Friday, June 8, 2012

NTFS event ID 55 after disk extend on Server 2008

This isn't the first time I've ran into this, but hopefully it will be the last.  The first time was with a volume containing SQL data.  This time it was one with Exchange mailbox stores.  A little bit of thought upfront will go a long way in preventing this so hopefully the following helps.  (Chances are though, if you are reading this, you probably searched Google after it was already done, but hopefully it still helps and keeps you from jumping off the cliff!)

My Scenario:  An SBS 2008 server was running low on space.  It was running as a VM inside vSphere with the appropriate the licenses to grow disks without downtime.  It was 2:30AM on a Thursday and I was just trying to knock an item off my to do list before bed.

My Typical Steps:  I increased the disk size on the VM, then went into Windows, Disk Management, rescan disks, right clicked the volume and selected Extend.  Since it was 2008 (non R2), there is a bug that seems to set the size 1MB larger than possible, so adjust it down and then back up (if you have ever done it, you will know what I'm referring to) and finished.

The Problem:  After running the extend, I got an error message saying "Invalid parameter".  In Disk Management, the volume appeared to be resized.  However, I noticed that in Windows Explorer, the drive was not showing the additional space.

What I Did Next (not quite right):  In the past when I have seen that, I found that running "diskpart", selecting the appropriate volume, then running "extend filesystem" typically fixes Explorer.  I tried it and received an error (wish I would have done a screen capture on it) but it also said the command was successful.  Explorer still didn't show the free space, and then I noticed a Windows error reporting window stating that "store.exe" crashed:

I checked Event Viewer and found NTFS event ID 55's:

Since this was the Exchange volume, I then went into Exchange Management Console and noticed the mailbox store was down and when I tried to mount it I received an error:

Now panic sets in.  Corrupt disk/volume, database that will not mount, it was 3AM and I was fighting something that should have been point, click, done.  Backups are good, but this server is several hundreds of GB so a restore would take way to long and potentially lose hours of data.

What I Did Next (better):  Since it is a VM on VMware, I had the luxury of creating a quiesced snapshot before proceeding so I did that.  Next, I stopped all services that might be interacting with the volume in question.  In this case, it was Exchange only so I stopped those services (and the Microsoft Search service).  Next, I dropped to a command line and ran chkdsk (no /F yet) on the drive.  It found an error:

Attribute record (128, "") from file record segment 6)

Did a little research on this and it looked like doomsday based on what I read.  Most people said they had to format.

Since I had my snapshot (and backups as worst case), I went ahead and tried running "chkdsk E: /F", allowed it to dismount the volume, and it ran through and said it fixed the problem.  I was then able to restart all the services and the mailbox store mounted!  Mailboxes were available and mail started flowing again.  Yay!
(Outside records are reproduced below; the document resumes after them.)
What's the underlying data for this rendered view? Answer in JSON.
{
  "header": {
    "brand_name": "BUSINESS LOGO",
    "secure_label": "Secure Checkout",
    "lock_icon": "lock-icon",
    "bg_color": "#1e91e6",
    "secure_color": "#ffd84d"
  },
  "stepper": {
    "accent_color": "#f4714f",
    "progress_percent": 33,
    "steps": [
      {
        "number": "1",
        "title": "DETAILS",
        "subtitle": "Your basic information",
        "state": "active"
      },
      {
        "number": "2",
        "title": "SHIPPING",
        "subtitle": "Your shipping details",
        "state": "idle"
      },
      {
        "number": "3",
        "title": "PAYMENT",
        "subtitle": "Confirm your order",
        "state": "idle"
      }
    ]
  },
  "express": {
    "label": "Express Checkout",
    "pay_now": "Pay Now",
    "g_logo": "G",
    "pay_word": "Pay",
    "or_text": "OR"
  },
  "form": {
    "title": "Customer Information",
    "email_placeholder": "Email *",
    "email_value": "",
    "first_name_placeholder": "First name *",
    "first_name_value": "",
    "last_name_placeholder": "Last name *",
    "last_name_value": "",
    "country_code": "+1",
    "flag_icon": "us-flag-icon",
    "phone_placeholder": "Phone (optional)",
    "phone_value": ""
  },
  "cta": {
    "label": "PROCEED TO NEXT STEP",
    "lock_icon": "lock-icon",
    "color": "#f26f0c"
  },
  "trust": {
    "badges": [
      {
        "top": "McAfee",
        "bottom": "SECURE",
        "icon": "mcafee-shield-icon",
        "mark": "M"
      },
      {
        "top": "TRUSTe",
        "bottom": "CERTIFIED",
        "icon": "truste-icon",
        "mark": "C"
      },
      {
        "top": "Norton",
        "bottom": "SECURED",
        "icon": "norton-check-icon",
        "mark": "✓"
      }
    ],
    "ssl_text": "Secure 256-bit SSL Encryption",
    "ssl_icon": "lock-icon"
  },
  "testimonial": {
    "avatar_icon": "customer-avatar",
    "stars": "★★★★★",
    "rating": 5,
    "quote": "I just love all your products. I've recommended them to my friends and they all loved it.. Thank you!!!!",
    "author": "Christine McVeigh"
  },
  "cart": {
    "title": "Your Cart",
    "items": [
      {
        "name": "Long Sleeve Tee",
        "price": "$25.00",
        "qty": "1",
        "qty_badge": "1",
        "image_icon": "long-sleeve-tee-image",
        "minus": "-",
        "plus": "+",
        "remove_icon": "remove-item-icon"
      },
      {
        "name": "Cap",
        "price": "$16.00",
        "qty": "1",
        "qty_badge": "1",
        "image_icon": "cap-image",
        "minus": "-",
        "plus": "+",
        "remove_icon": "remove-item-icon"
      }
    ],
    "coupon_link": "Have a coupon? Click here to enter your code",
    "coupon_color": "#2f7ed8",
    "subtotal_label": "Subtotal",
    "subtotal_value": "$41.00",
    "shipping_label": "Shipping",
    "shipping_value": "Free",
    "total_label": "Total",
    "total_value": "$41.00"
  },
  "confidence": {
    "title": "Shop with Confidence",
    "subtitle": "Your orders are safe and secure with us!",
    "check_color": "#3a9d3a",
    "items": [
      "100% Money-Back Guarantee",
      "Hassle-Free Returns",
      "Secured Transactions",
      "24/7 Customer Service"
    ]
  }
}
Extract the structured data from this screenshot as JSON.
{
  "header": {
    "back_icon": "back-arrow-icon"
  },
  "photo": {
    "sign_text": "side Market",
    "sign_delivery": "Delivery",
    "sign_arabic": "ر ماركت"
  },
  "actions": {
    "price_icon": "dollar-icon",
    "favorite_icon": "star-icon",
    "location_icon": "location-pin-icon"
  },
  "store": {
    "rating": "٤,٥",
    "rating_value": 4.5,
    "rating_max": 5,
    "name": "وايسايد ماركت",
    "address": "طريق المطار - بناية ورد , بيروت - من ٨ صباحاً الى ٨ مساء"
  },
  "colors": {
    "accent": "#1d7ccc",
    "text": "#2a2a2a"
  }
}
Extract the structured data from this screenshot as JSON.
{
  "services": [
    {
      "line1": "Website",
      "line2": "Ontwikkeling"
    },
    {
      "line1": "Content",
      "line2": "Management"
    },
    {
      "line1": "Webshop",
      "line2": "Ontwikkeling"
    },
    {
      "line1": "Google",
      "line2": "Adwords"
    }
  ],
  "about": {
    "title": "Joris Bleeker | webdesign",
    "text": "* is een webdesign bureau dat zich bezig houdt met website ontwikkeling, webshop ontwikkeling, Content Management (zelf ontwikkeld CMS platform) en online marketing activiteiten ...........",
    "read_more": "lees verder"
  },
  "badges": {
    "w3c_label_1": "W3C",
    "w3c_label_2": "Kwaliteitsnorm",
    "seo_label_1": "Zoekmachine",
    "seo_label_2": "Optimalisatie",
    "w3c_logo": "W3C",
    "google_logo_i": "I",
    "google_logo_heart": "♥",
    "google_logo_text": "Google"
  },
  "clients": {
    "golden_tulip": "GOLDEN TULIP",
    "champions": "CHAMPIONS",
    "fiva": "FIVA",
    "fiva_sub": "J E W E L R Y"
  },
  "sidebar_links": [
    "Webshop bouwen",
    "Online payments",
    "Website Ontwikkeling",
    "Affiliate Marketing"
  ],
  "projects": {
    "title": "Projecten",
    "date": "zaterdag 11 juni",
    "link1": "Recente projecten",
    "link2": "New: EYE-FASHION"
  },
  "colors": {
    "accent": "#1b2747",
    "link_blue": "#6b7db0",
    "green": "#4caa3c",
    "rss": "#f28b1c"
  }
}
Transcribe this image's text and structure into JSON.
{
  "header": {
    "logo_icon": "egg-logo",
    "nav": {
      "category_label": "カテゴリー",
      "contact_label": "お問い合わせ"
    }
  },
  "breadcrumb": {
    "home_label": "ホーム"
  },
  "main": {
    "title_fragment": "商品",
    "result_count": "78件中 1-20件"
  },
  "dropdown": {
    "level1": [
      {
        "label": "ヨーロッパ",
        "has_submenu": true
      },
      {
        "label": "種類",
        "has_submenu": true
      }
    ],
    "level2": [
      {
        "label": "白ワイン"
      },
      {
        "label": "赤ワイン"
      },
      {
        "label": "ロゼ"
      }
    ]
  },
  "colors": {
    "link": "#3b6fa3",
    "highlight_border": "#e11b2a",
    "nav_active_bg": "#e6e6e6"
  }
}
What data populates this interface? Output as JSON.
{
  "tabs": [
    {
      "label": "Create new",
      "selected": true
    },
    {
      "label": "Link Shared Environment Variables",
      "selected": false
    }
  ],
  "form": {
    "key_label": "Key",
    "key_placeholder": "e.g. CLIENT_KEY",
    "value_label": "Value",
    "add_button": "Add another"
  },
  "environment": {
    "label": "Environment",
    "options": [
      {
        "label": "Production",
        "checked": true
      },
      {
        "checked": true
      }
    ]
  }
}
Hindsight:  I might have just been able to restart the Information Store service but that wouldn't have fixed the NTFS corruption.  After the first time we went through this, our team documented a pretty failsafe procedure for extending disks like this on Windows Server 2008 and up that I failed to follow.  (Windows 2003 is a different beast but can be similar using diskpart and/or a tool called ExtPart.exe (32-bit only) if you need to extend a critical volume.)  Basically, for 2008 and up, we have found that the following seems to work well:  extend the disk in VMware, fresh reboot, stop the appropriate services in the guest, take a snapshot with VMware, then try to extend the disk using diskpart extend, then diskpart extend filesystem.  So far, we have never had an issue doing it that way.  I decided to be a bit of a renegade because of lack of sleep and I have had such good luck lately extending disks in 2008 R2 on the fly through the GUI that I didn't feel the need to abide by the safe method.  Err... I mean... I just needed something good to write about so I decided to do this on purpose... yeah... 

No more renegade warrior for me, at least, not tonight :)  Special thanks to JK for somehow sensing I was in trouble, waking up and replying to an email, and being a calm voice with several good ideas (and for not rubbing it in my face that I didn't follow the safe method).

Note: This really only seems to be an issue on 2008 (non R2) that I have seen.